I often park along Upper Road and walk out to the cliff top from their. As I got ready to walk out, a chap with a BMW, complete with girlfriend was surveying the scene in front of him. From here you cam see the distant sea and the path along the cliffs. Quite a few people were walking along the path and this seemed to trouble BMW man. He obviously thought that I could solve his confusion, "'ere mate what's out there", not understanding the question I said "pardon". "why is everyone walking along there, what are they doing" he replied. I'm not often struck dumb, but this really left me without an answer, well I suppose I could have said, that big blue bit in the distance is the sea, and the path goes along one of the most spectacular pieces of coast in the country. but that seemed a bit dangerous. I just said, it's a nice walk along the cliffs. I think that finding out there wasn't a fair or McDonald's was too much for him, and he got i the car and left for a more interesting place.
He was missing a lot, whether your just walking or like me, hoping to find the Ravens or get a glimpse of the Peregrines there is much to see and admire.
One Peregrine was perched in it's usual area, it was interesting to see the wind lifting it's feathers, making it look quite untidy.

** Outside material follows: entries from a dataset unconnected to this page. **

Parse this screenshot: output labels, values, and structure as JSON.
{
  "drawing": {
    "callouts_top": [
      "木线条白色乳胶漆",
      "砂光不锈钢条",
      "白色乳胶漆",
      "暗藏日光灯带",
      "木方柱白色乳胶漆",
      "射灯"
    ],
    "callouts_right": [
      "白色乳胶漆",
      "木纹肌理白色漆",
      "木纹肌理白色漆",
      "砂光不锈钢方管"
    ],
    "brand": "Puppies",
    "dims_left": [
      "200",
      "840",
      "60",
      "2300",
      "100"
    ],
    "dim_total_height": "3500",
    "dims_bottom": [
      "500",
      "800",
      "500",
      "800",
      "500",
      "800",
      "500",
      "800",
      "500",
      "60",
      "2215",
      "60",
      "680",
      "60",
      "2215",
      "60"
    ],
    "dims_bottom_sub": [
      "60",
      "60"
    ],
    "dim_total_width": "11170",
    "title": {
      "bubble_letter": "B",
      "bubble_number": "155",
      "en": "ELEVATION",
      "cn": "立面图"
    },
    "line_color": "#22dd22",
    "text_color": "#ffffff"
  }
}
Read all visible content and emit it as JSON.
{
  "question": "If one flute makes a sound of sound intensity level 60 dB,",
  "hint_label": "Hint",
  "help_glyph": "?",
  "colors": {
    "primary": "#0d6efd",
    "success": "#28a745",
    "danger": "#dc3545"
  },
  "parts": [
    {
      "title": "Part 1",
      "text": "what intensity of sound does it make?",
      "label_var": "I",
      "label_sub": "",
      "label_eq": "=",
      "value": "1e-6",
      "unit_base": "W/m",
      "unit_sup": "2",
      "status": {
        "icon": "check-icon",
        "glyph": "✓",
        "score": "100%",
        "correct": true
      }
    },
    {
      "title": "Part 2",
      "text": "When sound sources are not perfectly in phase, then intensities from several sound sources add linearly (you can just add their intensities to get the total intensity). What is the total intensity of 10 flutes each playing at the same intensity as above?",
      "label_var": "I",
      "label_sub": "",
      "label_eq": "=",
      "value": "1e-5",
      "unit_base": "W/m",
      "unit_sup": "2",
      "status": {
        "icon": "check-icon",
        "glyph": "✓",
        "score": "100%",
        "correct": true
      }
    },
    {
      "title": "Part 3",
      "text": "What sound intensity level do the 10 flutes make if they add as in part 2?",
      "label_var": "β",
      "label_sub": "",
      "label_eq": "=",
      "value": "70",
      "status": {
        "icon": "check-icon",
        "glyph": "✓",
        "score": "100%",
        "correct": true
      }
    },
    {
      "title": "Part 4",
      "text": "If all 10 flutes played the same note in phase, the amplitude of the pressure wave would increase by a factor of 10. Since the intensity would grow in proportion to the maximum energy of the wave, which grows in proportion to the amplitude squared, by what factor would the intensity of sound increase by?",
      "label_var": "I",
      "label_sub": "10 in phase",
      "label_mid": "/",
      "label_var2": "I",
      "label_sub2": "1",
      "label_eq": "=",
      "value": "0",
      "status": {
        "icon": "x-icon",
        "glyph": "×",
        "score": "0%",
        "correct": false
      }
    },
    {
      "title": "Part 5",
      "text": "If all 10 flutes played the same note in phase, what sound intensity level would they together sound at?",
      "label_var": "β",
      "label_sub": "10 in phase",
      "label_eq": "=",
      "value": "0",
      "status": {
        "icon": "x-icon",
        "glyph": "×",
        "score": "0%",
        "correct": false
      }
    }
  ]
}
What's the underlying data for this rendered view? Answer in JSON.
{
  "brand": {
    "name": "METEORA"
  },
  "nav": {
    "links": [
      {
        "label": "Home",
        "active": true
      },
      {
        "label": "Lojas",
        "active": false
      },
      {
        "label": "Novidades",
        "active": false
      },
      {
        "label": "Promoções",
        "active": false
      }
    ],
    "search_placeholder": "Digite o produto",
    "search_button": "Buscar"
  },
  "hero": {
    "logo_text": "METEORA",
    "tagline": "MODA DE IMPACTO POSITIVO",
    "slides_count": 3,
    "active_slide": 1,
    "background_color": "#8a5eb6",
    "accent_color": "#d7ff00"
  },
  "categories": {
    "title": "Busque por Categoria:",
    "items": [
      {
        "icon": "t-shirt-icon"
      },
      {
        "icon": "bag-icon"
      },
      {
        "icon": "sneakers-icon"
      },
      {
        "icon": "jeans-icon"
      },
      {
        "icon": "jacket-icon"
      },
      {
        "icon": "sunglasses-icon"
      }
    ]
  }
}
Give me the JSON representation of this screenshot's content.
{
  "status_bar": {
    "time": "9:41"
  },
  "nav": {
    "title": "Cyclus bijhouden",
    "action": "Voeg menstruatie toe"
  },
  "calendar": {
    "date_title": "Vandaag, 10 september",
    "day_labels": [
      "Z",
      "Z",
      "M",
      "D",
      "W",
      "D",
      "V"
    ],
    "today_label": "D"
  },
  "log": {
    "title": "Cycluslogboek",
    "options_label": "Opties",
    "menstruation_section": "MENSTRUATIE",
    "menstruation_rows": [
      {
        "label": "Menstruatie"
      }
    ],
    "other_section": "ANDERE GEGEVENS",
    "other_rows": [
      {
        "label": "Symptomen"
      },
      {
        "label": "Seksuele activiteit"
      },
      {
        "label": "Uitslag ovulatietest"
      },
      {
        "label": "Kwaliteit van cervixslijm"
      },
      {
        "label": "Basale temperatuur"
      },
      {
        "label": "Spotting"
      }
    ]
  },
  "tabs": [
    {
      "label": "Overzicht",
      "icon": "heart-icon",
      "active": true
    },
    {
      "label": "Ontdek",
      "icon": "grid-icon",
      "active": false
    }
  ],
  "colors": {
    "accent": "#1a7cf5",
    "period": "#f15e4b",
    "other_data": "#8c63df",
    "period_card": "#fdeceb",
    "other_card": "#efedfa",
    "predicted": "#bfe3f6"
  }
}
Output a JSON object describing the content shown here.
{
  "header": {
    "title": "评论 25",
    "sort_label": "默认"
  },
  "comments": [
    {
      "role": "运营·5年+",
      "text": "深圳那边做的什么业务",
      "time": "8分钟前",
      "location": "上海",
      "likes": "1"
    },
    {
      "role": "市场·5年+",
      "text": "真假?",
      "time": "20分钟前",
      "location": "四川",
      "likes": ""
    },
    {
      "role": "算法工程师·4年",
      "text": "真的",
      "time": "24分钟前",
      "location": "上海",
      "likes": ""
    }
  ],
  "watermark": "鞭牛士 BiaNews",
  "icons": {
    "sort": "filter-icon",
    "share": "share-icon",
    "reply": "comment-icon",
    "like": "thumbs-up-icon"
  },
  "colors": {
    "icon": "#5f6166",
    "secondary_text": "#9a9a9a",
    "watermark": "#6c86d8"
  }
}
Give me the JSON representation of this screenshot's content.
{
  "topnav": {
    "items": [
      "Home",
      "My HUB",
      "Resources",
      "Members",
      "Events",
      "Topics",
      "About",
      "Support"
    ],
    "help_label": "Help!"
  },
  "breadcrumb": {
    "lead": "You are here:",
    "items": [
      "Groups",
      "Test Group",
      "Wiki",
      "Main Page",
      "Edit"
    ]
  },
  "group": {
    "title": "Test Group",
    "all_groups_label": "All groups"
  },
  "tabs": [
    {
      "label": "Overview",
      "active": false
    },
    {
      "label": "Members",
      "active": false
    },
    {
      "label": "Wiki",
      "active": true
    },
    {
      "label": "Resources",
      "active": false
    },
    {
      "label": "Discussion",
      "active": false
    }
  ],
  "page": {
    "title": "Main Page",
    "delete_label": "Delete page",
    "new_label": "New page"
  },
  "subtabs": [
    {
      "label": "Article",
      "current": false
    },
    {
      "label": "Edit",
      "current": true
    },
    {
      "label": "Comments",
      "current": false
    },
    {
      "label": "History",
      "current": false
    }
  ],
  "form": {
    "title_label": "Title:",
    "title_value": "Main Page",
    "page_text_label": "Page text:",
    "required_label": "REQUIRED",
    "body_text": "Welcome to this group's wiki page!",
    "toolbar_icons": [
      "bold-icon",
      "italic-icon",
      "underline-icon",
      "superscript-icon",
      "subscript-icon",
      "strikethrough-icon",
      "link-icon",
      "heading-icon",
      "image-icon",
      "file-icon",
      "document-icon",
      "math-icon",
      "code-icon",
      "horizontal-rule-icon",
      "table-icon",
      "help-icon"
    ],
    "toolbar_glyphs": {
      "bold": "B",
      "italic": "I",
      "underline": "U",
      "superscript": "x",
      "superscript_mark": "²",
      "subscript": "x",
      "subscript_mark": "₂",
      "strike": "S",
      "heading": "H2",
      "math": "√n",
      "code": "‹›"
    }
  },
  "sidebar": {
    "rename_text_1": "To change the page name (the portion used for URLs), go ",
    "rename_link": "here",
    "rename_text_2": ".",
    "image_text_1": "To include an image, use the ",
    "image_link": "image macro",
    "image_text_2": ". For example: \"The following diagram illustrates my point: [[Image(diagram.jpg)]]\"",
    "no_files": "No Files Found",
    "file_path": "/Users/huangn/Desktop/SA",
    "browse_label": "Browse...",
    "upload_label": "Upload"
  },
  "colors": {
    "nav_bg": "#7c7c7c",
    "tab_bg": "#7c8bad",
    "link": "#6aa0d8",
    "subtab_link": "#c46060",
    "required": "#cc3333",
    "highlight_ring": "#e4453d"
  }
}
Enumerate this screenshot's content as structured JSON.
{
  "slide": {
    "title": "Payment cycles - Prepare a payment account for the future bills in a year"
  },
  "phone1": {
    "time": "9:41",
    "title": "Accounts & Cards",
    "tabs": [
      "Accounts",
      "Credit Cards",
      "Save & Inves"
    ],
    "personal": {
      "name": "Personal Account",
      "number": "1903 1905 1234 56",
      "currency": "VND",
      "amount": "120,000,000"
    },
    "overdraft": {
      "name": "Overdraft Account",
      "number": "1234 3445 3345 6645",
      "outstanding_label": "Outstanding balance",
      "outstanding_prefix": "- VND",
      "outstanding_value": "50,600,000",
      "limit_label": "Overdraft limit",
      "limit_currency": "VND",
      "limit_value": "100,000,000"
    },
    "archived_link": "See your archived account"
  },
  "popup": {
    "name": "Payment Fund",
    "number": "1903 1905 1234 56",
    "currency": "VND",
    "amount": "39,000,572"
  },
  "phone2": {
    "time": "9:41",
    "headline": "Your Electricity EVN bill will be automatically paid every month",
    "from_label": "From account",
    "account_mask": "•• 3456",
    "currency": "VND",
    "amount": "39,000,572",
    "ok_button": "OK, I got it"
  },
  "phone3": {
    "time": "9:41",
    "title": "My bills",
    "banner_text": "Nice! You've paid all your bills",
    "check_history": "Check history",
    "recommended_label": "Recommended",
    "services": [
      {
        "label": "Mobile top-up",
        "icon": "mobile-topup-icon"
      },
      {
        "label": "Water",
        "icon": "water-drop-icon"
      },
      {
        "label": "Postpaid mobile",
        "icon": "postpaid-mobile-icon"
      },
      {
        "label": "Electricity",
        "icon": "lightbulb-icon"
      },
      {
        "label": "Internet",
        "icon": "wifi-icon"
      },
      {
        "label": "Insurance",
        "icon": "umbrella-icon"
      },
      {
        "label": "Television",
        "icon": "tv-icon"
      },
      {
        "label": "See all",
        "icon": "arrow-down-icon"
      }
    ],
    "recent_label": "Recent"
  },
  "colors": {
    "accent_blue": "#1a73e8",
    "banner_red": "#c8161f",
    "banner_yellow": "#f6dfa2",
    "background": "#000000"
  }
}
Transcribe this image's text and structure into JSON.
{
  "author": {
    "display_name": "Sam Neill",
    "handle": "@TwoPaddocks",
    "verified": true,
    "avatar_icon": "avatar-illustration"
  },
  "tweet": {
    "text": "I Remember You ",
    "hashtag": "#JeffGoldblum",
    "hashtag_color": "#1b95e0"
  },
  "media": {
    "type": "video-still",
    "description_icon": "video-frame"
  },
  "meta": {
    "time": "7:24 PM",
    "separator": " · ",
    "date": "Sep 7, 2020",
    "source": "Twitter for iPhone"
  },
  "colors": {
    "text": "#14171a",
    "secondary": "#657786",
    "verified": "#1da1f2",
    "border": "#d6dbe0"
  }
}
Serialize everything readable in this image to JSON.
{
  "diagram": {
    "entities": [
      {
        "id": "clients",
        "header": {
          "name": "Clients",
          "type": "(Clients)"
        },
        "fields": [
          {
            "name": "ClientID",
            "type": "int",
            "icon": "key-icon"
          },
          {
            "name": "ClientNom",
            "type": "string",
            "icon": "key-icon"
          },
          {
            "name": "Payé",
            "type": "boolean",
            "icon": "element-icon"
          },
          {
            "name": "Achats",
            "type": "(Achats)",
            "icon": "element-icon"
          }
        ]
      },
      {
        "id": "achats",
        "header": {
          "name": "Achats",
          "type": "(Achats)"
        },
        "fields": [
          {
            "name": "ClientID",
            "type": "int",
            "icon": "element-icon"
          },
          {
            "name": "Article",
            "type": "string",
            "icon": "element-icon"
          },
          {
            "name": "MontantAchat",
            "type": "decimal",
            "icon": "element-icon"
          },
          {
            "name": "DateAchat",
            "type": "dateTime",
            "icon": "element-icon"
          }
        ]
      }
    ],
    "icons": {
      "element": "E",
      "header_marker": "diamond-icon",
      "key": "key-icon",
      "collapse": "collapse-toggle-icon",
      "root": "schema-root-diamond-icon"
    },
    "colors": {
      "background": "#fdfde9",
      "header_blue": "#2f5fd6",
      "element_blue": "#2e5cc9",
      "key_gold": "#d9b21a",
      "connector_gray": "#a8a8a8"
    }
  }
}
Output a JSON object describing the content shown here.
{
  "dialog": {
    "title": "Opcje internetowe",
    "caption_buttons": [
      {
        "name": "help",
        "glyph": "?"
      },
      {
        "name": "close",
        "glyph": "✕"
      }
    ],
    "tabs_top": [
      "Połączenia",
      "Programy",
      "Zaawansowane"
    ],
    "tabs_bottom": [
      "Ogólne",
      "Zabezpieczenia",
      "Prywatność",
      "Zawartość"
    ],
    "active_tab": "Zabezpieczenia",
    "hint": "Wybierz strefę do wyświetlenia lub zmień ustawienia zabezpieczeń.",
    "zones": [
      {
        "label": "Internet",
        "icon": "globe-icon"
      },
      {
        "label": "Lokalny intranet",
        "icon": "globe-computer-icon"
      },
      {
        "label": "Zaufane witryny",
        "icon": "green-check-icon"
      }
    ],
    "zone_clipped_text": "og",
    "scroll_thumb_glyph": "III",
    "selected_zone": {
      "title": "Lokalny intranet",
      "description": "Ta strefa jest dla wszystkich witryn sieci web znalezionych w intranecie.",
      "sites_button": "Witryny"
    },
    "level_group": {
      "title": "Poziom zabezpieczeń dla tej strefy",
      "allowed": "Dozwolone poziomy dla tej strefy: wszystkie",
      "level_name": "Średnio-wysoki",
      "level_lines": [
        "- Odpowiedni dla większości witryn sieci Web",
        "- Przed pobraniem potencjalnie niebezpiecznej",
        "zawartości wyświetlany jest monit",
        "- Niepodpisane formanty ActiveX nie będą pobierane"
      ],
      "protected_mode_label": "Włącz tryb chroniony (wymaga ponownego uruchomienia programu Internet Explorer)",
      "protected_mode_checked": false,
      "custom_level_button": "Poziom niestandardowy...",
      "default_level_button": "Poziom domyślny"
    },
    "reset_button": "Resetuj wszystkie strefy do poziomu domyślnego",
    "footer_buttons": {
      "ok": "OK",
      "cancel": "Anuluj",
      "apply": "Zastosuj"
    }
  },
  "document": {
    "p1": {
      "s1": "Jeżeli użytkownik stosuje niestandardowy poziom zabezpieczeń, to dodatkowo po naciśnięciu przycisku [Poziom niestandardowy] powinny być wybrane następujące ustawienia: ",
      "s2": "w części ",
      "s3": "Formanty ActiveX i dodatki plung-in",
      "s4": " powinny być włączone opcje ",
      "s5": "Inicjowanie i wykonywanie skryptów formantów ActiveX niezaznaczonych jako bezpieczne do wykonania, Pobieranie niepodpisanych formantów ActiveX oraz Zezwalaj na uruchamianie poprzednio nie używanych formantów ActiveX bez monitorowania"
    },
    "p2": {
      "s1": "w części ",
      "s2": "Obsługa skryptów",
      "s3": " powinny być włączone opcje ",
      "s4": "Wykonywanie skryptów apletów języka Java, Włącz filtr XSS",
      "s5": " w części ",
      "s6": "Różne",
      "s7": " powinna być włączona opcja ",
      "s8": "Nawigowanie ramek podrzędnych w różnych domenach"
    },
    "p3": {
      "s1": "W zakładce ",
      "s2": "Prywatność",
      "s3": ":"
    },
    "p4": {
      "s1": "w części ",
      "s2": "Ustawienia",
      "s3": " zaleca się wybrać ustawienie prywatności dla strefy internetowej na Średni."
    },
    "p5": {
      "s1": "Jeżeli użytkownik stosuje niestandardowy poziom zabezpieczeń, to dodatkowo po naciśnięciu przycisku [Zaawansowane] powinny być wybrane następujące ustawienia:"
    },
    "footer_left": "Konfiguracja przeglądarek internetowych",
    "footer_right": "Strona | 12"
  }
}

No not a hamburger stall in sight, it is a puzzle why so many people are attracted to the area.
The Herring Gulls were taking advantage of the updraught, and two caught my eye. The one above seems to have a bit of it's lower mandible missing, I wonder how long ago this happened and how well it manages to feed, it looks in good condition apart from this.
This one is taking a piece of something precious back to decorate the nest, I suppose a bit like bringing a bunch of flowers home.
Having seen two Ravens from a good distance away, I finally got to a position where I could watch one messing around on the cliff edge. Bit it didn't stay for long and flew back towards the White-cliffs car park.
A little later I watch it a long way ahead of me wandering long a foot path. The were very cooperative to day, and although I saw them a few times there were no photo opportunities.
A continuous stream of Swallows, with a scattering of House Martins were moving along the cliffs in a SW direction. As Phil Chantler has pointed out birds tend to migrate into the wind.
This evening we were having dinner with a friend who really wanted to see a Badger, and for once one obliged.